If you are the typical husband&wife, 2 children family and save less than 30% of your income, purchasing a house will more than likely be the largest purchase you’ll make in a lifetime. You’ll end up doling out a ton of money over a 30-40yr amortization, however at the end you have been forced to built up equity, you probably wouldn’t have done so on a manual basis. For most people, an automatic (“I don’t miss it, because I never saw it”) plan or attitude works the best – a house in this case is one of those things. Besides saving, you have added comfort of owning your own place of which you can call your own.

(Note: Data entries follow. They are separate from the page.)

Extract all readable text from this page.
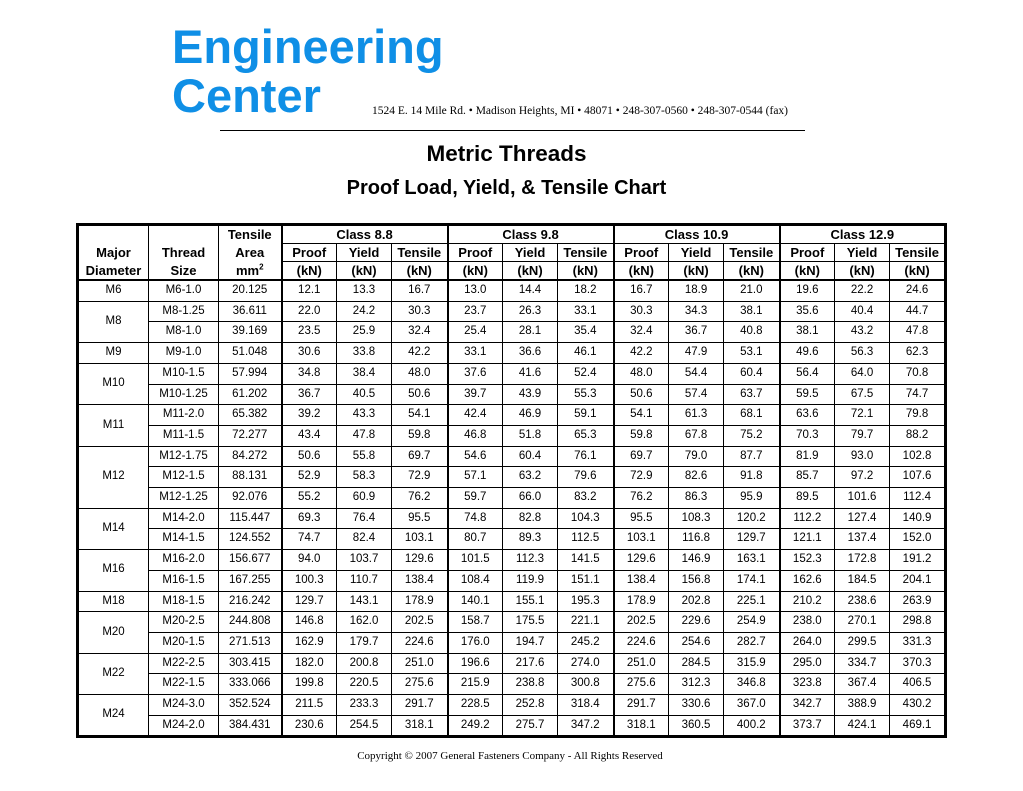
Engineering
Center	1524 E. 14 Mile Rd. • Madison Heights, MI • 48071 • 248-307-0560 • 248-307-0544 (fax)
Metric Threads
Proof Load, Yield, & Tensile Chart
		Tensile	Class 8.8			Class 9.8			Class 10.9			Class 12.9		
Major	Thread	Area	Proof	Yield	Tensile	Proof	Yield	Tensile	Proof	Yield	Tensile	Proof	Yield	Tensile
Diameter	Size	$mm^2$	(kN)	(kN)	(kN)	(kN)	(kN)	(kN)	(kN)	(kN)	(kN)	(kN)	(kN)	(kN)
M6	M6-1.0	20.125	12.1	13.3	16.7	13.0	14.4	18.2	16.7	18.9	21.0	19.6	22.2	24.6
M8	M8-1.25	36.611	22.0	24.2	30.3	23.7	26.3	33.1	30.3	34.3	38.1	35.6	40.4	44.7
	M8-1.0	39.169	23.5	25.9	32.4	25.4	28.1	35.4	32.4	36.7	40.8	38.1	43.2	47.8
M9	M9-1.0	51.048	30.6	33.8	42.2	33.1	36.6	46.1	42.2	47.9	53.1	49.6	56.3	62.3
M10	M10-1.5	57.994	34.8	38.4	48.0	37.6	41.6	52.4	48.0	54.4	60.4	56.4	64.0	70.8
	M10-1.25	61.202	36.7	40.5	50.6	39.7	43.9	55.3	50.6	57.4	63.7	59.5	67.5	74.7
M11	M11-2.0	65.382	39.2	43.3	54.1	42.4	46.9	59.1	54.1	61.3	68.1	63.6	72.1	79.8
	M11-1.5	72.277	43.4	47.8	59.8	46.8	51.8	65.3	59.8	67.8	75.2	70.3	79.7	88.2
M12	M12-1.75	84.272	50.6	55.8	69.7	54.6	60.4	76.1	69.7	79.0	87.7	81.9	93.0	102.8
	M12-1.5	88.131	52.9	58.3	72.9	57.1	63.2	79.6	72.9	82.6	91.8	85.7	97.2	107.6
	M12-1.25	92.076	55.2	60.9	76.2	59.7	66.0	83.2	76.2	86.3	95.9	89.5	101.6	112.4
M14	M14-2.0	115.447	69.3	76.4	95.5	74.8	82.8	104.3	95.5	108.3	120.2	112.2	127.4	140.9
	M14-1.5	124.552	74.7	82.4	103.1	80.7	89.3	112.5	103.1	116.8	129.7	121.1	137.4	152.0
M16	M16-2.0	156.677	94.0	103.7	129.6	101.5	112.3	141.5	129.6	146.9	163.1	152.3	172.8	191.2
	M16-1.5	167.255	100.3	110.7	138.4	108.4	119.9	151.1	138.4	156.8	174.1	162.6	184.5	204.1
M18	M18-1.5	216.242	129.7	143.1	178.9	140.1	155.1	195.3	178.9	202.8	225.1	210.2	238.6	263.9
M20	M20-2.5	244.808	146.8	162.0	202.5	158.7	175.5	221.1	202.5	229.6	254.9	238.0	270.1	298.8
	M20-1.5	271.513	162.9	179.7	224.6	176.0	194.7	245.2	224.6	254.6	282.7	264.0	299.5	331.3
M22	M22-2.5	303.415	182.0	200.8	251.0	196.6	217.6	274.0	251.0	284.5	315.9	295.0	334.7	370.3
	M22-1.5	333.066	199.8	220.5	275.6	215.9	238.8	300.8	275.6	312.3	346.8	323.8	367.4	406.5
M24	M24-3.0	352.524	211.5	233.3	291.7	228.5	252.8	318.4	291.7	330.6	367.0	342.7	388.9	430.2
	M24-2.0	384.431	230.6	254.5	318.1	249.2	275.7	347.2	318.1	360.5	400.2	373.7	424.1	469.1
Copyright © 2007 General Fasteners Company - All Rights Reserved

Another way to look at it is if you lived on your own, you’d be paying $500/month (this is pretty minimal) per person – so husband and wife combined $1000. In an area outside a city or suburban area, you could afford a mortgage for a similar amount.

Any way you cut it, it definitely is subjective.

Agreed with Ryan, the comparison of sharing a house vs buying isn’t quite fair.

Though I think maybe if you said ‘buying a house and renting out 2 rooms for $1000/month’ and then compared the costs, it would closer to an ‘apples-to-apples’ comparison. What do the numbers look like then? (Buying a house = no condo fees, but probably a larger mortgage.)

I’m guilty of the same thing – occasionally I thought to myself “Man, it was cheaper renting…” but then I realize that I’m comparing a brand new 3-bedroom house to a dingy 1-bedroom (technically no bedroom, since it didn’t have a window, but I used it as a bedroom) basement. Renting a 3 bedroom house would not have saved money!

Still, I ‘hedged’ – I lived in that crappy apartment and lived very frugally until I could afford to buy a house with a 5 year mortgage. Hopefully, the imputed gains of living mortgage/rent free of after-tax money will be worth it. Plus, I calculated total interest expenditure on the house (money down the drain!) and made sure that it’s something I can live with (around $15k).

@Jay: Now here’s an apples-to-apples comparison. For my house in Toronto, mortgage is $1600, tax $200, insurance $40 and maintainance probably $100 (monthly), for a total of $1940. Compare that with the $1350 rent my neighbors pay for an absolutely identical house.

The only thing I find important for me is that in 25 years or so I will live here “rent free”, paying just for tax, insurance and maintainance. But if you put only 5% down and intend to live there for less than 10 years, you may be better renting, everything else being equal (I didn’t do the math for exactly this case, though). That’s unless you want to gamble on RE value increase, in which case owning makes sense.


The comparison of owning versus renting a room is absurd. They are two totally different situations. Living on the street is really cheap – why not factor that into the equation?

“you can smile and show them your stock portfolio and say “this is what I have to show for it”. ”
unless it will be like the lasdt 10 years so there would not be much to show

“Or you can show them pictures from your last 10 trips to Hawaii and say this is what you have to show for it.”